1. what is the difference between self directed and self administered?
With a self-administered scheme, you set up a trust and appoint a professional pensioneer trustee to oversee the trust with you. You control every espect of the trust, e.g. you can use any stockbroker you want; can use your own solicitor for property transactions etc.
With a self-directed arrangement, you start a policy with a pension company e.g. Standard Life or Irish Life and they take on the role of pensioneer trustee. You can still direct them to purchase your chosen investments but you must use their professional team e.g. stockbrokers, solicitors etc.

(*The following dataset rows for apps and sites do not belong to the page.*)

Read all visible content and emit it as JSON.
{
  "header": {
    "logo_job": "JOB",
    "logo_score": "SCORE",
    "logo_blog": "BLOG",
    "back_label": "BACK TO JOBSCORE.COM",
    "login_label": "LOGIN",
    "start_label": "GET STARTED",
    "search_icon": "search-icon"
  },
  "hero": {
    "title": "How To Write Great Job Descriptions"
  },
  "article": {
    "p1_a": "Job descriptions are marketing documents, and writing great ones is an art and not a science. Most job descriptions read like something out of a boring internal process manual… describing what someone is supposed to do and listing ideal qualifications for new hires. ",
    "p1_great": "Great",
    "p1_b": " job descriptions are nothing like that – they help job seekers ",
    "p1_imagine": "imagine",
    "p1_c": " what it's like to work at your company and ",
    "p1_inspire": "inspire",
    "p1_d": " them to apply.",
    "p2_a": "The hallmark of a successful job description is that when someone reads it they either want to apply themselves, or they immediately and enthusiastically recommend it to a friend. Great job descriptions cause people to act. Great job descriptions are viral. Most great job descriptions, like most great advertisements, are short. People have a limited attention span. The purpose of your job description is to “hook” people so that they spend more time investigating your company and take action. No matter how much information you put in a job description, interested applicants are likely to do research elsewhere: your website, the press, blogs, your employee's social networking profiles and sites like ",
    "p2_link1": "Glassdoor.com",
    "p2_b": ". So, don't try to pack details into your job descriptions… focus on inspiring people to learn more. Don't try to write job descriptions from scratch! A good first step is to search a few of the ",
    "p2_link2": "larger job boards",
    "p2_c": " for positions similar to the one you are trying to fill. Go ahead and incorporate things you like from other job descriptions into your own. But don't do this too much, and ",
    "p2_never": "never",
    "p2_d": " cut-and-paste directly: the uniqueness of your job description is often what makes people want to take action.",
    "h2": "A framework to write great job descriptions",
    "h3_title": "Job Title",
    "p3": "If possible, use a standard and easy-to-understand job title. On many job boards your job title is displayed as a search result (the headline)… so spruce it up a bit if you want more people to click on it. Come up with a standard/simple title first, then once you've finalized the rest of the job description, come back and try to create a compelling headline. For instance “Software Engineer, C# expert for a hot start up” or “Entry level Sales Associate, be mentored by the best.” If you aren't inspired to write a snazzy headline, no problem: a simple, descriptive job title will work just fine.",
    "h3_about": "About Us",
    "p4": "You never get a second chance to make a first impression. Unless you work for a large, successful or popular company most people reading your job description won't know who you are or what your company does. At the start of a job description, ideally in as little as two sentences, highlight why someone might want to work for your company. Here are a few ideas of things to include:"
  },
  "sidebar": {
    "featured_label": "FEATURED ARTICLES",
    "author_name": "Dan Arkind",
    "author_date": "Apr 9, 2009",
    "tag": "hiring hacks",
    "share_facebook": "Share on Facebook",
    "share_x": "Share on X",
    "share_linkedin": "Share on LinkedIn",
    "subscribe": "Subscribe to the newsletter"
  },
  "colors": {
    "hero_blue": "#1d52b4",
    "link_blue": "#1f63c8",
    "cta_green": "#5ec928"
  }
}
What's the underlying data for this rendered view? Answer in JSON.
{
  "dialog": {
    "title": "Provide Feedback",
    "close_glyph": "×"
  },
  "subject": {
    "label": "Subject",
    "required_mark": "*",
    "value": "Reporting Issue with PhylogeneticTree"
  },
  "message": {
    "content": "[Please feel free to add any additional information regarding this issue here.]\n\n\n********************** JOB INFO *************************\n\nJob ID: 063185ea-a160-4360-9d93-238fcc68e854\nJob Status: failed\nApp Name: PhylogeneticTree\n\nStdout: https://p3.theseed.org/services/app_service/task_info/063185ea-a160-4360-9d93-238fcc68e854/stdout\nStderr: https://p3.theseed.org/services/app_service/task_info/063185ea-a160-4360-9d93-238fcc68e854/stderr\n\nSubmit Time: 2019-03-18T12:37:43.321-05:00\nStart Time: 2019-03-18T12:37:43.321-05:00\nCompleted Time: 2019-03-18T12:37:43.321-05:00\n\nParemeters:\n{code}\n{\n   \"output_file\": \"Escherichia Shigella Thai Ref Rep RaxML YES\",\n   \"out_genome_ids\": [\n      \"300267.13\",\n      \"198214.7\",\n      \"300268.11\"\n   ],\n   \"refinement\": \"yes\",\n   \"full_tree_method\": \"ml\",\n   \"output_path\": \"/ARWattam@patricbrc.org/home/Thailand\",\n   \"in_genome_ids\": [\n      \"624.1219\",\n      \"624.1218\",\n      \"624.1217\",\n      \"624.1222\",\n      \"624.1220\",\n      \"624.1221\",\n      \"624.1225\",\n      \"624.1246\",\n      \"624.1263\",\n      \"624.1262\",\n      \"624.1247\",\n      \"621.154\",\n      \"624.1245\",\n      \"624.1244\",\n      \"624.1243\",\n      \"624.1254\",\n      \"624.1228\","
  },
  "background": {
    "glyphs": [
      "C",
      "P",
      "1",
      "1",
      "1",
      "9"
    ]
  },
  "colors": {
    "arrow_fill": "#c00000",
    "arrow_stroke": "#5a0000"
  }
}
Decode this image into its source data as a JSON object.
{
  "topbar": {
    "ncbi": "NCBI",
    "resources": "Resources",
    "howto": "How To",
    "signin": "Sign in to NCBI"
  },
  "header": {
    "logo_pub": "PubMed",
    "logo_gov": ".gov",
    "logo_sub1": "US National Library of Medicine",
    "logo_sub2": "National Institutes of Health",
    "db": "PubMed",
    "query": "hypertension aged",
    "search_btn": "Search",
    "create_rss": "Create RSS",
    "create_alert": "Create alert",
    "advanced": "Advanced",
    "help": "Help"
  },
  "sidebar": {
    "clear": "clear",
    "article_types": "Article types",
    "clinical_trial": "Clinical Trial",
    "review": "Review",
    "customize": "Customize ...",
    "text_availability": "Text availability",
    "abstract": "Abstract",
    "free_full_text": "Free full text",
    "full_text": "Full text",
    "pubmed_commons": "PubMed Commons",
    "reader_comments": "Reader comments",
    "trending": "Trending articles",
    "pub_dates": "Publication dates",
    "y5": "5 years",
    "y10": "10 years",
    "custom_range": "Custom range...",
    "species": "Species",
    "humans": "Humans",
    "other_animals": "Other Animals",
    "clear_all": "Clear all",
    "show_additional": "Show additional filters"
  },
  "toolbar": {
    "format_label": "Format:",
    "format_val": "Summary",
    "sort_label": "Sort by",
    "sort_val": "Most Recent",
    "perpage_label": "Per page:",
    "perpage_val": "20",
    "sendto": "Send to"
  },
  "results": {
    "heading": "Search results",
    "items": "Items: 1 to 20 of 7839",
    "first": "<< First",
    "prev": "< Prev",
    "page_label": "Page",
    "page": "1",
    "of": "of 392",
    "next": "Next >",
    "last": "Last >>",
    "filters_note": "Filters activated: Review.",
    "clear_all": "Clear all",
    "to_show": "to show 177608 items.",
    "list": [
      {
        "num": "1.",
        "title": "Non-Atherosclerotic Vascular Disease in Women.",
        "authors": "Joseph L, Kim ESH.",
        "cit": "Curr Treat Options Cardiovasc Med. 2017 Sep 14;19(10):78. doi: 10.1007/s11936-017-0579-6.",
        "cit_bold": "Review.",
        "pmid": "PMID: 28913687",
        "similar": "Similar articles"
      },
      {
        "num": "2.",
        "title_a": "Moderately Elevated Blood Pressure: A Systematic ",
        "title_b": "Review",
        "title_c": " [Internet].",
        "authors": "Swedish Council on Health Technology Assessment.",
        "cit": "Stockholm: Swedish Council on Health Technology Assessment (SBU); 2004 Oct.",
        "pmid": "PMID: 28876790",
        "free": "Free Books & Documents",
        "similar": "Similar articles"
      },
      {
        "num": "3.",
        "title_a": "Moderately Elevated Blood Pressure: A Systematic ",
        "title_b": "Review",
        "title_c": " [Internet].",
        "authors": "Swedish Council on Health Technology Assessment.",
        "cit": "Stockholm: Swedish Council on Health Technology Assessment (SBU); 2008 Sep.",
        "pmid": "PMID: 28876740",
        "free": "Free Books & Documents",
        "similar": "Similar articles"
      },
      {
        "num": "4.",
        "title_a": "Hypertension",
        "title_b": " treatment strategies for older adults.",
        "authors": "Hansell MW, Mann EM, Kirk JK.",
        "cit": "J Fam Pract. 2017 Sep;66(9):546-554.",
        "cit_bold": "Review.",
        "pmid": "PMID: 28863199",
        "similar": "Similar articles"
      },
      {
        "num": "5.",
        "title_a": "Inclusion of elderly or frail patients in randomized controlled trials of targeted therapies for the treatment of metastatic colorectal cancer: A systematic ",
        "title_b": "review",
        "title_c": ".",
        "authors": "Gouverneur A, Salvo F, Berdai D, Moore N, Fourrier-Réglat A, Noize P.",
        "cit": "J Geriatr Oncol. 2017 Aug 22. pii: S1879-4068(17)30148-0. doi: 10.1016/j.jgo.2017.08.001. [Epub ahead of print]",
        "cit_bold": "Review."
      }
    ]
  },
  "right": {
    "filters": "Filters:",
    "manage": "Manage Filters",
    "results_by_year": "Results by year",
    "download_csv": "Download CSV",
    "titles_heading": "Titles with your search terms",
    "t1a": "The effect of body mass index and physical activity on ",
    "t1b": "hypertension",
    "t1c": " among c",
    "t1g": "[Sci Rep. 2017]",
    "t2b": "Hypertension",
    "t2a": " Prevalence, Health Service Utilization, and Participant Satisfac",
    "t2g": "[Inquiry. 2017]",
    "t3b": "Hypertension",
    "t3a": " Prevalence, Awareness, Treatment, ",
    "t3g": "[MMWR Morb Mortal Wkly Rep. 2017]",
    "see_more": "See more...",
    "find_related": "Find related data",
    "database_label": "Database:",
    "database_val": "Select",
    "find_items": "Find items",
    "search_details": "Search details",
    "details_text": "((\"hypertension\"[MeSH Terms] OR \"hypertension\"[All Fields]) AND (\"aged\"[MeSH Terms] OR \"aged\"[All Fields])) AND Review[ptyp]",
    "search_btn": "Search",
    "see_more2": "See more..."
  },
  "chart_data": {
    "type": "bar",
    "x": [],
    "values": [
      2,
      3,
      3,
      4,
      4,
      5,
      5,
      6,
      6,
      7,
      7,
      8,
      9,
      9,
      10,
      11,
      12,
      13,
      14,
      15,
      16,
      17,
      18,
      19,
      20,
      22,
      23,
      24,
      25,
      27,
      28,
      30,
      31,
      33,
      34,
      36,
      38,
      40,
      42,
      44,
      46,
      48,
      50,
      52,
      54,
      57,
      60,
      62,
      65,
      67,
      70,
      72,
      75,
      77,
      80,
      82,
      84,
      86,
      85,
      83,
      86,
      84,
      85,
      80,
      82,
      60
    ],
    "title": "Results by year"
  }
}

2. What is an insured scheme? Is that the same as a managed fund?
Yes - the customer chooses a suitable Managed Fund or Index-Tracking fund but the day-to-day investment decisions are made by the fund manager. It's another term for "not self-administered or self-directed", I suppose.
3. Apart from set up costs, what is self administered or self directed likely to cost on an ongoing basis?
Cost of self-administered depends largely on the individual pensioneer trustee used. Typically €1,000 per annum plus around €750 every three years for an actuarial report.
Self-directed tends to be around 1% of scheme assets per year.
Transaction costs (e.g. stockbroker fees) will be additional in either case.
4 If one can switch from insured polict to self administered, can you do the reverse also? Are there limits to the amount of switches you can make?
Yes you can move your fund from an insured scheme to self-administered and back again. There's no restriction on how often you can do this, but you'd need to be mindful of the cost of doing so, and convinced that the potential benefits will justify the cost.
Is this to suggest that charges would rise after an initial period?
No, but the Standard Life / Irish Life percentage-based charging model (1% of scheme assets per year) will effectively get dearer as the fund grows. Self-administered schemes tend to have a flat fee charge, so if your fund builds to €1,000,000 the 1% per year starts looking expensive compared with a flat charge.